The fish email also contained, to my delight, both consonance—when the consonants in a word sound similar—and assonance—the same phenomenon, but with vowels. The repetition of the f, c, d and w sounds echoes many of the verses American schoolchildren have come to know by heart. Edgar Allan Poe’s “For the moon never beams without bringing me dreams/ Of the beautiful Annabel Lee” feels not dissimilar from “If whales cannot find food, are commercial/ Fishermen catching fewer fish.” The assonance and consonance add weight to the poem, forcing the reader to chew on the syllables one at a time without glossing over them, while the iambic meter gives the poem a feeling of formality or weightiness. 

Incredibly, some of the emails I received contained perfect rhymes. Here’s another hate mail poem, titled “Southern Boyfriend.” 

He didn’t ask about rats
The size of cats
On Market Street

And his car hasn’t 
Been broken into? 
Hmmm. 

Like the fish poem, “Southern Boyfriend” has a built-in rhythm—it’s mostly written in iambs—but that rhythm is broken, satisfyingly, at the end. The “hmmm” carries the line into poetic eternity, like a Catholic monk humming prayers to an infinite God. With the “Hmmm,” the poem ends in a wash of pure sound, arguably the central component of poetry. 

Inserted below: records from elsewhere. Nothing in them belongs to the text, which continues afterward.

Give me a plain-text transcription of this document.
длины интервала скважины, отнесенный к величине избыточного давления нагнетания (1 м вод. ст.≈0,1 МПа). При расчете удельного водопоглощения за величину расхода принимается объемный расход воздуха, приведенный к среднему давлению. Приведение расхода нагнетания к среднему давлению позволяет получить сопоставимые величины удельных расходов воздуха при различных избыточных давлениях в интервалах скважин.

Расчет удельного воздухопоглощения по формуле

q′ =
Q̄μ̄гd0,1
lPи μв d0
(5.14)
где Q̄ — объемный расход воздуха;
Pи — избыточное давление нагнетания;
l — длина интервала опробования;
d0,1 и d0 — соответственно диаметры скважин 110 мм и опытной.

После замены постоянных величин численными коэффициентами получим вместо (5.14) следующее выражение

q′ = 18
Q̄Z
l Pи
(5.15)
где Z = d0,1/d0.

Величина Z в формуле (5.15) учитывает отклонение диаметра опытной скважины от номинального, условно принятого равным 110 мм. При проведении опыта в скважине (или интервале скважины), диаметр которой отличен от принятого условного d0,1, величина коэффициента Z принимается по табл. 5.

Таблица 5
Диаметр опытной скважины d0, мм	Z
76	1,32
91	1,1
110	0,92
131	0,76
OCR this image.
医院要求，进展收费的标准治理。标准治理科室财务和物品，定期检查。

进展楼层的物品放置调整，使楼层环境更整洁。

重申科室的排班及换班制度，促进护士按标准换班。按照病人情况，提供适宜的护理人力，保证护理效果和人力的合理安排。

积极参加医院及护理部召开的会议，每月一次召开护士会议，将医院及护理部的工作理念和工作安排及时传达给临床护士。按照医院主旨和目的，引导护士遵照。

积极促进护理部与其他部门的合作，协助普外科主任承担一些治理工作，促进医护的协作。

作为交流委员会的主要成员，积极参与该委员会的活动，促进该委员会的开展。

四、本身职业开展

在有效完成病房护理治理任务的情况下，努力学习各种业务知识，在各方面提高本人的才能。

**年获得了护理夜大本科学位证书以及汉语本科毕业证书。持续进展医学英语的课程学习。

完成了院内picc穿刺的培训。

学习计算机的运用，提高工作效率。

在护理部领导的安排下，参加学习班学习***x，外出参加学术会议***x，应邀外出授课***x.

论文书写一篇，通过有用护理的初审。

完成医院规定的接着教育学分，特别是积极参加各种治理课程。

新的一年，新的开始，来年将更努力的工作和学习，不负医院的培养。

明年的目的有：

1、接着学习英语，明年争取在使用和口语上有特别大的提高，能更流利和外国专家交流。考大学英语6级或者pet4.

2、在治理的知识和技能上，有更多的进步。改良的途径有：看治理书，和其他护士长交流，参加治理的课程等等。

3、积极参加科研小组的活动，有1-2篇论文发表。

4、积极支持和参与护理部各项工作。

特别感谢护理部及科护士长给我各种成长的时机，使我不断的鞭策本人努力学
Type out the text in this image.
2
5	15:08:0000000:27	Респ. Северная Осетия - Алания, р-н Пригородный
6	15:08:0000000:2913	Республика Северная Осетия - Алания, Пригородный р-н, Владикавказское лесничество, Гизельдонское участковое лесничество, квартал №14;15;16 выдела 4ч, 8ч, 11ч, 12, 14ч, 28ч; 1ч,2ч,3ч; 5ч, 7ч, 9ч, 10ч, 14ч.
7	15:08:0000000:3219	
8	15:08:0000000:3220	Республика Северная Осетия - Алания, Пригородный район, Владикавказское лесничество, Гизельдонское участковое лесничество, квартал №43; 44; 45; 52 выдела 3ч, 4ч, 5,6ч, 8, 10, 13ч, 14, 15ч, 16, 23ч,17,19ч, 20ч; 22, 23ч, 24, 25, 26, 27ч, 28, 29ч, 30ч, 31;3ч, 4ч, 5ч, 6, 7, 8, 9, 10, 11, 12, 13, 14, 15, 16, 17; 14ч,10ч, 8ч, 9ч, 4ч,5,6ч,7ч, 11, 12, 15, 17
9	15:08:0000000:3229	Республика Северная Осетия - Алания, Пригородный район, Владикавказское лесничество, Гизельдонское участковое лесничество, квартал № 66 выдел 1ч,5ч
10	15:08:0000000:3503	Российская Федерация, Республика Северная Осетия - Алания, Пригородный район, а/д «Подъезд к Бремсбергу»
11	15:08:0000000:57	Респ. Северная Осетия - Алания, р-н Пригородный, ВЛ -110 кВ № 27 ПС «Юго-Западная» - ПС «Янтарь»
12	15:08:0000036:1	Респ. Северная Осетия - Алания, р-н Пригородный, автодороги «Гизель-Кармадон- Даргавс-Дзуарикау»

Let’s look at one more, titled “Debra.”

I, and everyone on 18th street
(From Douglass to the end) are THRILLED 
By the new lights on our street 

No more do we have to worry 
About people lurking in the dark 
Ready to pounce and rob us,
Or worse yet selling drugs. 

This poem intrigues me for a few reasons. The classical imagery of night and darkness—people aren’t just “lurking,” but “lurking in the dark ready to pounce”—suggests the narrator is in a state of intense anxiety, if not paranoia. The expressive use of monosyllabic words (“street,” “pounce,” “rob,” “drugs,” “yet”) heightens the angry, hyper-alert tone of the poem. You can almost feel the reader spit with emphasis, or perhaps slap the table, as she describes these people who pounce and rob in the night. An air of pathos hangs over all. 

But there’s also a weird humor at work, especially in the last line. Debra thinks streetlights will allow her to stop worrying about crime at night. She also claims that the vilest crime in her neighborhood is not people pouncing and robbing others but selling drugs. This unexpected de-escalation of criminal intensity in the final line reinforces the poem’s sense of panic, and I hope, makes the discerning reader chuckle.

All of this is to stress that there is poetry hidden even in the most banal of sentences. “Poetry is the spontaneous overflow of powerful feelings,” William Wordsworth wrote. Could not the same be said of hate mail?